The top picture being someone with a writing disorder attempting to draw a triangle, circle, and a square; the bottom is the same but someone without a writing disorder. (Paul Florsheim, University of Utah, Class Notes 10/15, Psych 3250)
Developmental Arithmetic Disorder, those with this disorder will often have troubles recognizing numbers and symbols, or could have difficulties aligning numbers. (Paul Florsheim, University of Utah, Class Notes 10/15, Psych 3250) I myself do not have this disorder, I have always excelled at arithmetic, yet I sometimes read a price backwards to a customer at work, I am always able to catch this right away though.
Another commonly known learning disorder is ADHD, formally called ADD. ADHD stands for attention deficit hyperactivity disorder, it is more common in boys. Children with ADHD are unable to concentrate on one thing for too long and will usually constantly move around. They can become impatient and usually get into trouble with parents or at school. (Victoria Point, for iSyke, 2001) This picture (Paul Florsheim, University of Utah, Class Notes 10/15, Psych 3250) illustrates how behavior problems differ with children that have ADHD and those that do not.

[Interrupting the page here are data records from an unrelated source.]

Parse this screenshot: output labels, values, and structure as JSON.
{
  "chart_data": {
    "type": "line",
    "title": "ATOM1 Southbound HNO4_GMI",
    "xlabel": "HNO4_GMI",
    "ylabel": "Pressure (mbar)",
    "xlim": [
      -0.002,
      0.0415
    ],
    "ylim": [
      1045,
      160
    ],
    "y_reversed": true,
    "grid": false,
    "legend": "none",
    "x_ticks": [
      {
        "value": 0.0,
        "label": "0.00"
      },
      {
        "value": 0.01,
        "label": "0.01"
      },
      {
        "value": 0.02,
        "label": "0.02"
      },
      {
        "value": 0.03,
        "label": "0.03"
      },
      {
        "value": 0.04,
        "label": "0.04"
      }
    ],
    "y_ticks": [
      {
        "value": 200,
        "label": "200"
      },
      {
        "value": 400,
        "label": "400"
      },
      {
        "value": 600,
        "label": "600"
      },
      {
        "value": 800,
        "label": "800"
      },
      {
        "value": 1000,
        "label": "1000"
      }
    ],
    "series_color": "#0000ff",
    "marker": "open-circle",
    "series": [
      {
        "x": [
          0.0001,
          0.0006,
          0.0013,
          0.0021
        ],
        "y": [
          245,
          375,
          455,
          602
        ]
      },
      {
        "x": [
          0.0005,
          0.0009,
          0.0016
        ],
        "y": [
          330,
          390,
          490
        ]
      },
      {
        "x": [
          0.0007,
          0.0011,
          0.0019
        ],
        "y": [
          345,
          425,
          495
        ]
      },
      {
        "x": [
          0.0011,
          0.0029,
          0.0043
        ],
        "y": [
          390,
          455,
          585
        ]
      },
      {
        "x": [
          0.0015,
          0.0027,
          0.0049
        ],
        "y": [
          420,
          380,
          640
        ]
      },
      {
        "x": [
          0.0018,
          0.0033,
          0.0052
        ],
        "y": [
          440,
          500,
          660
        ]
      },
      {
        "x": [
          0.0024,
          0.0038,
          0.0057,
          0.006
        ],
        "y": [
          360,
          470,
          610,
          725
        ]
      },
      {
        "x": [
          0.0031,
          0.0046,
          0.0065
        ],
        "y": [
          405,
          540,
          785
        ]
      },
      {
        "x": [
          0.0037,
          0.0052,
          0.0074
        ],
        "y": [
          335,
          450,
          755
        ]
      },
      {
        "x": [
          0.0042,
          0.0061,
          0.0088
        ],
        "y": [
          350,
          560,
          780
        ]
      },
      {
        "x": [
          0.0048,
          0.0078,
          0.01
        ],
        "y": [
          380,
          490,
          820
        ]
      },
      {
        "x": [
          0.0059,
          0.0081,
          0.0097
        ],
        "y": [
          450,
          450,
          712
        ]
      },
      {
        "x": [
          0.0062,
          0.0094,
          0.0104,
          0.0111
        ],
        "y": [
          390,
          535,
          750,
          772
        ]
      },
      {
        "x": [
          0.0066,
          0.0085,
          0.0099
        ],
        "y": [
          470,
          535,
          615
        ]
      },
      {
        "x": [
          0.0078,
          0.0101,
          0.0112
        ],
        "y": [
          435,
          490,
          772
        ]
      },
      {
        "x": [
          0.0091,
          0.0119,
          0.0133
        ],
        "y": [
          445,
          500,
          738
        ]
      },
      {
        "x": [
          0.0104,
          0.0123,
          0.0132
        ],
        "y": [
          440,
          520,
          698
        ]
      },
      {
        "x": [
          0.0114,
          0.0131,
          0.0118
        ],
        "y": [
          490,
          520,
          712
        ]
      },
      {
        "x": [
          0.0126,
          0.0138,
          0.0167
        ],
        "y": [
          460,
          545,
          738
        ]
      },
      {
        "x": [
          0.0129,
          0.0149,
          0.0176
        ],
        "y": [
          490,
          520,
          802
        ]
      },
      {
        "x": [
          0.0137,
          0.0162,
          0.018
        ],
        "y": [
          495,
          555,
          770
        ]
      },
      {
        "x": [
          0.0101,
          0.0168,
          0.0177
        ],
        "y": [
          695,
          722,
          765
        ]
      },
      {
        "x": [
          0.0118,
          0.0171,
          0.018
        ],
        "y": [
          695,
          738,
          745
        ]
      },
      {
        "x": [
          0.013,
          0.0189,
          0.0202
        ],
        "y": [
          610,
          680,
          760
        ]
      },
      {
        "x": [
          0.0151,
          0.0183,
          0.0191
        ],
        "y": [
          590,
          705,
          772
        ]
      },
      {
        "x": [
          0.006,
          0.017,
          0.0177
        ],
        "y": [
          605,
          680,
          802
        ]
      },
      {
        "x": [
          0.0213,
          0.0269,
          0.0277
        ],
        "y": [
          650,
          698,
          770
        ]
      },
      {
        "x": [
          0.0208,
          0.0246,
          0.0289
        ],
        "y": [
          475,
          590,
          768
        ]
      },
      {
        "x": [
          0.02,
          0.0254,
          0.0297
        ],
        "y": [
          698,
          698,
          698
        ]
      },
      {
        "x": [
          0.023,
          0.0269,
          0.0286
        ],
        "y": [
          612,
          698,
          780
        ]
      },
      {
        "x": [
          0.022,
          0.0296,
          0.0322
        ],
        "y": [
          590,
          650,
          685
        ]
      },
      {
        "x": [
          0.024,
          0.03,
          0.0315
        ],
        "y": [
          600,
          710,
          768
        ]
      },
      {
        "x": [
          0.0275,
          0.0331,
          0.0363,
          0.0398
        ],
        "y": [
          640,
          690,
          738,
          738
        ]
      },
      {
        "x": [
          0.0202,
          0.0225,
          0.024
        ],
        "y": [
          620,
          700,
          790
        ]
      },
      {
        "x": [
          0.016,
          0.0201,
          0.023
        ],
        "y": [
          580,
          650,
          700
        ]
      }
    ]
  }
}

Now we get to the fun part, not all people believe that learning disorders are real. According to The Citizens Commission on Human Rights there is no actual scientific data to support the realism of learning disorders. They say that most doctors will tell a parent that their child has “…a chemical imbalance in the brain which needs to be corrected with medication.” Yet the doctor will rarely do an actual chemical test or a biopsy. They say that these disorders are a way for the drug companies to make more money along with doctors or as they say a “…profit-making industry.” A Towson State University professor Richard Vatz said in The Wall Street Journal in ’94 referring to dyslexia and ADHD, “It relieves children, their parents and teachers of responsibility for misbehavior and incompetence where those are precisely the problems; it justifies claims for special treatment in school and at work; and it provides financial rewards and status for a large population of the mental health and pharmaceutical fields.”
Now you might be asking where do I stand on this subject? I myself believe that there is something wrong with children that have these supposed disorders. I do not necessarily believe that they are disorders. Most young boys are a bit hyperactive, so to classify a young boy as have ADHD I think may be a stretch.